Jean-Jacques Goldman : Non seulement ce n'est pas mon métier, mais en plus, j'affirme que ce n'est pas un métier, ou plutôt que ça ne doit surtout pas en être un.

Rock & Folk : Pourtant, comme tout le monde tu es pris dans le système plus ou moins explicite des règles qui régissent tes rapports avec ceux qui t'emploient. Tu n'as guère le choix qu'entre être un cynique ou un dilettante et ne pas satisfaire les attentes de ta maison de disques, ou bien un bon élève et risquer de te perdre à jouer un jeu vide de tout contenu ?
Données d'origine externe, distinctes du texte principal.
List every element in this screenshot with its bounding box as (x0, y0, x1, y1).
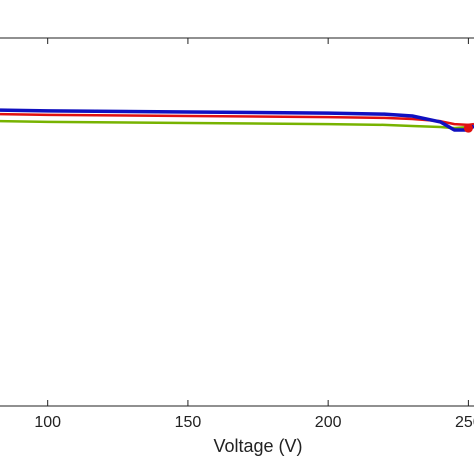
x-tick-label: 150 (175, 414, 202, 431)
x-axis-label: Voltage (V) (213, 436, 302, 456)
x-tick-label: 250 (455, 414, 474, 431)
series-line (0, 112, 474, 127)
x-tick-label: 200 (315, 414, 342, 431)
point-marker (463, 123, 473, 133)
plot-frame (0, 37, 474, 407)
series-line (0, 119, 474, 130)
series-line (0, 108, 474, 132)
x-tick-label: 100 (34, 414, 61, 431)
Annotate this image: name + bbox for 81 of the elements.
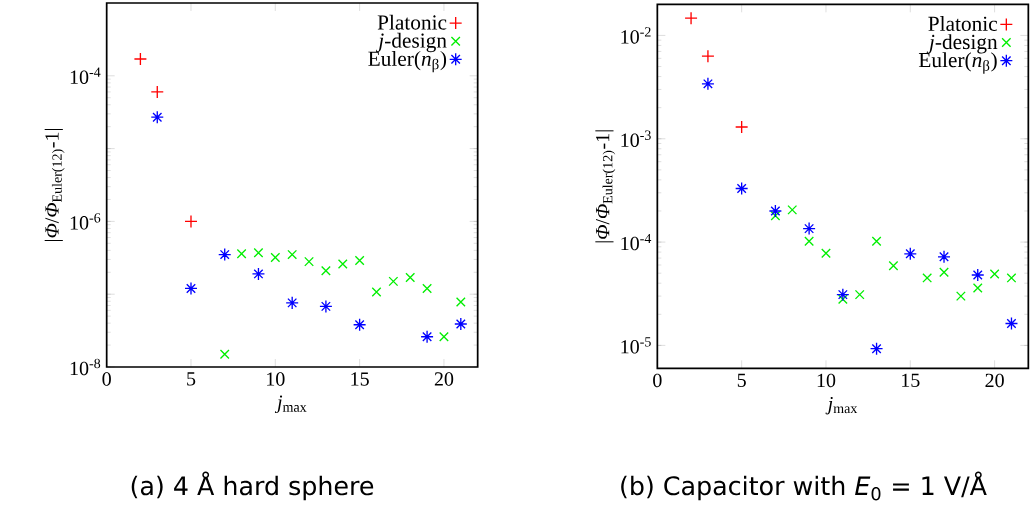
x-tick-label: 5 [187, 372, 196, 386]
y-tick-label: 10$^{-4}$ [70, 67, 101, 84]
point [371, 287, 382, 297]
point [770, 210, 781, 221]
point [420, 330, 434, 344]
y-axis-title: |Φ/Φ$_{Euler(12)}$-1| [595, 130, 616, 243]
x-tick-label: 20 [434, 372, 454, 386]
point [836, 287, 850, 302]
point [388, 276, 399, 287]
y-tick-label: 10$^{-4}$ [621, 233, 652, 251]
point [251, 267, 266, 281]
x-tick-label: 5 [737, 373, 746, 387]
point [150, 110, 164, 124]
x-tick-label: 15 [351, 372, 369, 386]
point [304, 256, 314, 267]
x-tick-label: 0 [102, 372, 111, 386]
legend-label: Platonic [928, 15, 998, 31]
point [734, 181, 749, 196]
point [439, 331, 449, 342]
x-tick-label: 10 [267, 372, 285, 386]
x-tick-label: 0 [653, 373, 662, 388]
point [701, 49, 715, 63]
point [319, 299, 333, 314]
point [837, 294, 848, 305]
text: (b) Capacitor with E$_{0}$ = 1 V/Å [621, 471, 987, 501]
point [922, 273, 933, 283]
x-tick-label: 20 [985, 373, 1004, 388]
x-axis-title: j$_{max}$ [825, 396, 858, 415]
point [184, 214, 198, 229]
point [802, 221, 816, 236]
point [804, 236, 815, 247]
x-tick-label: 10 [817, 373, 836, 388]
point [821, 248, 831, 259]
y-tick-label: 10$^{-8}$ [70, 358, 101, 376]
point [270, 252, 281, 263]
point [253, 247, 264, 258]
point [405, 272, 416, 283]
point [184, 281, 198, 296]
point [903, 247, 917, 261]
legend-label: j-design [376, 32, 447, 53]
text: (a) 4 Å hard sphere [131, 471, 374, 501]
point [150, 85, 164, 99]
point [939, 267, 949, 278]
legend-label: j-design [926, 34, 998, 54]
point [888, 260, 899, 271]
point [455, 297, 466, 307]
point [352, 318, 367, 332]
point [454, 317, 468, 331]
point [955, 291, 966, 302]
point [971, 268, 985, 282]
point [287, 249, 298, 260]
point [972, 283, 983, 293]
y-tick-label: 10$^{-5}$ [621, 337, 651, 354]
point [320, 265, 331, 276]
point [937, 250, 951, 264]
x-axis-title: j$_{max}$ [274, 395, 307, 414]
x-tick-label: 15 [902, 373, 920, 388]
point [684, 11, 698, 25]
point [1006, 273, 1017, 283]
point [869, 341, 884, 356]
point [354, 255, 365, 266]
point [422, 283, 432, 294]
y-tick-label: 10$^{-3}$ [621, 130, 651, 147]
point [854, 289, 865, 300]
point [1004, 316, 1019, 331]
point [871, 236, 882, 247]
point [236, 248, 247, 259]
y-tick-label: 10$^{-6}$ [70, 213, 101, 230]
legend-label: Platonic [377, 14, 447, 30]
point [768, 204, 783, 218]
point [734, 120, 749, 134]
point [219, 349, 230, 360]
point [218, 247, 232, 262]
point [133, 52, 148, 66]
point [337, 259, 348, 269]
point [701, 77, 715, 91]
point [787, 204, 798, 215]
y-axis-title: |Φ/Φ$_{Euler(12)}$-1| [44, 129, 65, 241]
point [285, 296, 299, 310]
y-tick-label: 10$^{-2}$ [621, 27, 651, 44]
point [989, 269, 1000, 280]
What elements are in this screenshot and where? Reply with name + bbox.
Jean-Jacques Goldman : Si demain j'héritais d'un milliard, je peux te dire que j'arrêterais immédiatement de faire ce qui actuellement me fait vivre ; ce n'est pas une urgence pour moi de vendre des baskets. Par contre si je continue de le faire, c'est précisément parce que je ne veux pas que mon activité musicale dépende de considérations alimentaires. Je ne le supporterais pas parce que je ne supporterais pas de faire autre chose que ce que j'ai envie de faire ou de devoir quoi que ce soit à mes chansons sous prétexte que je dois faire vivre ma famille.

Rock & Folk : Si je comprends bien, tu revendiques le maximum de liberté et d'indépendance, et pourtant tu es parti de chez WEA parce qu'on t'y disait amen à tout.

Jean-Jacques Goldman : En tous cas, je ne revendique pas de ne pas être contradictoire. Ceci dit, si je suis parti de chez WEA, c'est parce que leur politique mène à l'échec. Disons que d'un côté, je refuse de faire des chansons pour vivre, de l'autre je sais que j'ai besoin de gens pour me faire avancer. Ce qui ne me plaisait pas auparavant, c'est que tout le monde trouvait tout ce que je faisais génial et que ça me servait à rien puisqu'il ne se passait rien ; soit ils se trompaient, soit ils étaient incapables d'en convaincre les autres. Alors qu'ici, je suis arrivé au milieu de commerçants et de gens qui se sont fait un écho de ce que je faisais, m'ont fait travailler plus et m'ont aidé par là à travailler. Le problème n'est pas de subir ou non des contraintes de la part des maisons de disques, mais d'avoir le talent de reconnaître dans ce qu'on te demande ce qui est bon et profitable de ce qui est n'importe quoi : faire la part des choses et s'en servir pour progresser.

Rock & Folk : Mais crois-tu que ta merveilleuse indépendance soit compatible avec les impératifs commerciaux et autres d'une grande maison de disques ?

Jean-Jacques Goldman : Ce que je crois, c'est qu'il n'y a pas de système. Il est aussi vain d'être ce que tu appelles un bon élève qu'un dilettante. Ça n'a rien à voir avec la finalité de ton produit. Ajoutons à cela que, dans la chanson, on vit une époque qui favorise l'indépendance d'esprit. Il y a de moins en moins de contraintes : les vieux stéréotypes du showbiz sur ce qui marche et ce qui ne marche pas, sur ce qu'il faut faire ou ne pas faire pour que ça marche ont de moins en moins cours. Il n'y a plus de recette, sinon qu'il faut qu'il se dégage quelque chose d'assez fort de ce que tu donnes à entendre. C'est la sincérité qui est en train de prévaloir sur le système, sur la mode. Du temps de Taï Phong, la mode c'était le rock symphonique ; quelqu'un qui arrivait dans une salle et jouait du hard-rock était comme un orang-outan dans un magasin de dentelles. Aujourd'hui, au hit-parade, tu as pêle-mêle Stray Cats, Grace Jones, Cabrel, AC/DC et Capdevielle.

Rock & Folk : C'est le retour à la variété dans tous les sens du terme.

Jean-Jacques Goldman : Parfaitement et j'ADORE ça. Je crois que seules les maisons de disques sont restées à la traîne. Le public les devance ; même les media ont beaucoup évolué. Tout s'est diversifié, tout s'est ouvert, seules les maisons de disques ne font que suivre des mouvements dont l'impulsion est ailleurs.

Rock & Folk : Si tu n'étais pas Jean-Jacques Goldman, qui souhaiterais-tu être ?

Jean-Jacques Goldman : Marilyn Monroe.